What if my wife didn’t go out? What if she was in the kitchen? With someone? Another man? That would explain the noises? Would she do that to me? I mean, I had been busy the last few months at work, neck deep in a project with numerous late nights like tonight. But, hadn’t I made sure to pay attention to her? We had that weekend away just last month! How could she be in there with another man?
My anger fueled with these thoughts. I took a belligerent step toward the umbrella stand and gripped the closest one. My other hand let go of the doorknob, and no with the keys free, they dangled and clanged in the night air. My heart stopped as I heard the noise from the kitchen quiet down in that instant.
No, I must stay the course. I will confront her. I took a step toward the hallway and stopped as I heard a low grunting noise followed by more of the rhythmic banging on the cabinet. I took another step, only ten feet from the entrance to the kitchen, I was going to storm in there and catch her, and then I would be justified in my anger. I can’t believe she would do this to us. After 19 years of marriage!
A plate crashed on the floor, and I could imagine it being pushed aside to make room for…
I couldn’t think about that. It hurt too much. Not her. Not her. The thoughts gripped at my heart and it hurt. I hadn’t been the best husband, sure, but this? No, not this. Not this way. I leaned against the wall, the anger that was just a moment ago fueling my rage turning into pain. Swallowing me whole where I stood.
I saw her face on the day we wed, her tenderness and love for me. I could feel her hand in mine as we sat and listened to the doctor tell us that our dream of a big family would never happen. The nights we held each other in bed together, quietly breathing her in.
The tears threatened to overwhelm me. I looked at the kitchen, where the shadows and noise danced in mock of my pain. I tilted my head toward the door to the outside and saw the moment of escape I desperately wanted. Ten feet in either direction.
Confrontation or Cowardice.
Rage or Regret.
Fight or Forgiveness.
I slumped my head, the pain in my chest subsiding a bit as the rage fought to take control again.
No. I’m better then this.
I turned toward the door with one last look down that hall at the last 19 years of my life and stepped.
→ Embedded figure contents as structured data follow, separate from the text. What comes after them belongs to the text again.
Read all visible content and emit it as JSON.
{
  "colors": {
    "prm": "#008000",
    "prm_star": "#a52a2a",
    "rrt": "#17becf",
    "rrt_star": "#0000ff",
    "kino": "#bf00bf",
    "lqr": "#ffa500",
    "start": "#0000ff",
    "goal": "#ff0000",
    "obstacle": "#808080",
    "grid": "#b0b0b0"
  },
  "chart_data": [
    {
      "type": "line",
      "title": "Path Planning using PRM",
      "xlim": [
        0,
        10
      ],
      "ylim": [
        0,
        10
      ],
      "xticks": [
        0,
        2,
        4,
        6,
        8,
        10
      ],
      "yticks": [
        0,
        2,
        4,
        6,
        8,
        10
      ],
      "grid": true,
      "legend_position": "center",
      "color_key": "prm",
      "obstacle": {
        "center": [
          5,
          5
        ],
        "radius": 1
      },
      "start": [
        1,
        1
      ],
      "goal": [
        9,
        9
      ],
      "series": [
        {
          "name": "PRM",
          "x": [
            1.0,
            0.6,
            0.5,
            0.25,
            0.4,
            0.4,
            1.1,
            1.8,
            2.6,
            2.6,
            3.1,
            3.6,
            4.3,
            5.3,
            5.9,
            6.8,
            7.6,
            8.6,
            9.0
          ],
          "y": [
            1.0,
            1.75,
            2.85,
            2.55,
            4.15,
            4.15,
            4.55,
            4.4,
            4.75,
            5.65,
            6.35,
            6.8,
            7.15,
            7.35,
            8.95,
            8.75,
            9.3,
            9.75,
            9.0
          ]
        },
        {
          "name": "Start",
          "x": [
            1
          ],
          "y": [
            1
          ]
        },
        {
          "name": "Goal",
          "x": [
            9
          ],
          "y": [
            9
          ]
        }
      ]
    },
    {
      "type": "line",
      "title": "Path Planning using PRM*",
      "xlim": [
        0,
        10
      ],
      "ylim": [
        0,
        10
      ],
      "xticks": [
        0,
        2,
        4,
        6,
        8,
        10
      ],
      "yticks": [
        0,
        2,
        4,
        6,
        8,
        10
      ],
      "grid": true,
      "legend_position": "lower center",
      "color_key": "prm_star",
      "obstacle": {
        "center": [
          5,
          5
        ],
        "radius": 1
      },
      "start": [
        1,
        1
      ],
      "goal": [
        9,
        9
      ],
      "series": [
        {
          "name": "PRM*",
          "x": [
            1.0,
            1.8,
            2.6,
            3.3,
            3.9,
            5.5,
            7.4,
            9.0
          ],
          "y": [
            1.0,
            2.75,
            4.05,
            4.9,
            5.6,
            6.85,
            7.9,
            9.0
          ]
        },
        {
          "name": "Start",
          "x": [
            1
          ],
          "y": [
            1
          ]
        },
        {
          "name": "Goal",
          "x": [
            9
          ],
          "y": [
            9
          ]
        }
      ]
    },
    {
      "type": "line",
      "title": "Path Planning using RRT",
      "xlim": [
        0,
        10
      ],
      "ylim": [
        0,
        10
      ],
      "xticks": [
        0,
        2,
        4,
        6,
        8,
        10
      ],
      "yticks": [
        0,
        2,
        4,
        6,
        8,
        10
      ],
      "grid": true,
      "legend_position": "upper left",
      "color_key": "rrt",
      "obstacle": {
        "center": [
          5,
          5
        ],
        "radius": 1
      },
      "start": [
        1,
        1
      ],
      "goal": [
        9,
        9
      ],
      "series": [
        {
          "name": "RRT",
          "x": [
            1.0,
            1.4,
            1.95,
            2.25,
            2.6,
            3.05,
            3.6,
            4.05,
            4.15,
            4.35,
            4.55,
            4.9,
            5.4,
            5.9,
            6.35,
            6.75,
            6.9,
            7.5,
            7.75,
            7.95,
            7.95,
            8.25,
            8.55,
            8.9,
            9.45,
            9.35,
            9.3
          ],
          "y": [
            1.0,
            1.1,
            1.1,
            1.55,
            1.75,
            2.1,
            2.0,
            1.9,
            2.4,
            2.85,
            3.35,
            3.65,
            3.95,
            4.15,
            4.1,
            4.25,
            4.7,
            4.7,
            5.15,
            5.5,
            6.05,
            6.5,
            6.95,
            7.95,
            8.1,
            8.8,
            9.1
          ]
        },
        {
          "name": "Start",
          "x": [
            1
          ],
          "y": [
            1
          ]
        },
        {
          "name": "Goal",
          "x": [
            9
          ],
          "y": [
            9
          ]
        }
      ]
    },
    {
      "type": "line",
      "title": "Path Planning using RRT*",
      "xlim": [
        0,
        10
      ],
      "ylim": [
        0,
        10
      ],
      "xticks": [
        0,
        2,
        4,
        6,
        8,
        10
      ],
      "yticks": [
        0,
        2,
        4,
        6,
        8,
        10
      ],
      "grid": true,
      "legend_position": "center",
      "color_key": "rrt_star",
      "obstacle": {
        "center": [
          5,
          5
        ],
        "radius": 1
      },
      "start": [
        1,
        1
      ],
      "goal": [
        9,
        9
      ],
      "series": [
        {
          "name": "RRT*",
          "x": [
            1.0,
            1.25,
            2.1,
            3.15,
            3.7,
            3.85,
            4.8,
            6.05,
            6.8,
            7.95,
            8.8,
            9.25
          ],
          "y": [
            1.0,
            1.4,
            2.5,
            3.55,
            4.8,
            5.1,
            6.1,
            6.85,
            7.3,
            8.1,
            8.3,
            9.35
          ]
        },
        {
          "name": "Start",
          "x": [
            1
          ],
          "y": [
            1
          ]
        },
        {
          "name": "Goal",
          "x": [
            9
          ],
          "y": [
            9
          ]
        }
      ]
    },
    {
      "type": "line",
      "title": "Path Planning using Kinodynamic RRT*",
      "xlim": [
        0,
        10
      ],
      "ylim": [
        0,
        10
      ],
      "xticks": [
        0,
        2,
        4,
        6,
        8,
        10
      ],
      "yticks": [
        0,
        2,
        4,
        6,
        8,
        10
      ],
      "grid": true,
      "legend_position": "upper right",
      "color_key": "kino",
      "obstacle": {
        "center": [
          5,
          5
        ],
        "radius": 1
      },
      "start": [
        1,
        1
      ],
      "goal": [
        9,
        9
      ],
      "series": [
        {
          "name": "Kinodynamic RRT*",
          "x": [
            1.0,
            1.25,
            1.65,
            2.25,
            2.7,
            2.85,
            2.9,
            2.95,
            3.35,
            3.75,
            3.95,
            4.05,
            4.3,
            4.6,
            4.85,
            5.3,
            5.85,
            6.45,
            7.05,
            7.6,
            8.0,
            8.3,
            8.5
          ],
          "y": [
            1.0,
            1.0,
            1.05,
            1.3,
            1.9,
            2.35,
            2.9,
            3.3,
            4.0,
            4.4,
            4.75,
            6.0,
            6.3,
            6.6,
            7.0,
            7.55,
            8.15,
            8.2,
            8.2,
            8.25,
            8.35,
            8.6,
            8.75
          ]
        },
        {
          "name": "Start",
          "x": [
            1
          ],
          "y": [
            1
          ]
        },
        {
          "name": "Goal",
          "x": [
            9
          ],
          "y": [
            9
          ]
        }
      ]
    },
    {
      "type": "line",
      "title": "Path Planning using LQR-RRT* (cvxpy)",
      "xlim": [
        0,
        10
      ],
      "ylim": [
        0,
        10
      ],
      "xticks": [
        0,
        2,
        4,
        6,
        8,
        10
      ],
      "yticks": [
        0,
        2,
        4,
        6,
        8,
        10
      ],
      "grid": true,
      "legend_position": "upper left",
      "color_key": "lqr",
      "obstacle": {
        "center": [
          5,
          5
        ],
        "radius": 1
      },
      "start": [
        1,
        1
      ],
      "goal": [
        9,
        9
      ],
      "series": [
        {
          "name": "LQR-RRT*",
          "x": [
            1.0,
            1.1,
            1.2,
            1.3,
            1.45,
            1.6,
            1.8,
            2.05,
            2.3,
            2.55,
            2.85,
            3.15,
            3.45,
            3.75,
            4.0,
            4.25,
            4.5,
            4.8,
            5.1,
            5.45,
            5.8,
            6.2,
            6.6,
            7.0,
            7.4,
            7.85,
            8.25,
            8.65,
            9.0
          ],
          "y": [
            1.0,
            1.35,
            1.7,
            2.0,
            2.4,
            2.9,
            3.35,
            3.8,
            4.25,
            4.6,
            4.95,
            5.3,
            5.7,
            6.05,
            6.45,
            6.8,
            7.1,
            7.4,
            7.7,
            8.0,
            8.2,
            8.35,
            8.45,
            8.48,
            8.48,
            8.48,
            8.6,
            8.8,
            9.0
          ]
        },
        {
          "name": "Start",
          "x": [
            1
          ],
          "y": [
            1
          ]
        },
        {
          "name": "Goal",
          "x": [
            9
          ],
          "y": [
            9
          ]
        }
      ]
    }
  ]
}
I reached the door, grabbed my keys and dropped the umbrella on the floor, my mind reeling with the decision to deal with this in love, letting my heart have the victory. I grabbed the doorknob to close the door, my head hung low and started to pull it closed, thinking about how in doing so, I was acting out how this chapter of our lives was going to be forever closed.
I took a small breath fighting back the pain in my chest that was causing the tears to well up on the sides of my eyes.
“Frank?” I heard her voice call me. I looked up, trying to see where it was coming from. There, walking up the driveway, I saw my wife walking up toward me. “Frank? Are you ok? Where are you going?” My hand fell from the doorknob, leaving it ajar. My mouth failed me. Words escaped my ability to speak.
“I.. er.. I.. uh.. Sam?” I finally put together.
She walked up to me, put her arms around me and placed a simple kiss on my cheek, then looked me in the eyes. “Are you ok?” concern crossing her gaze.
“If… you… ” I looked back at the house, “If you’re out here, who’s in there?”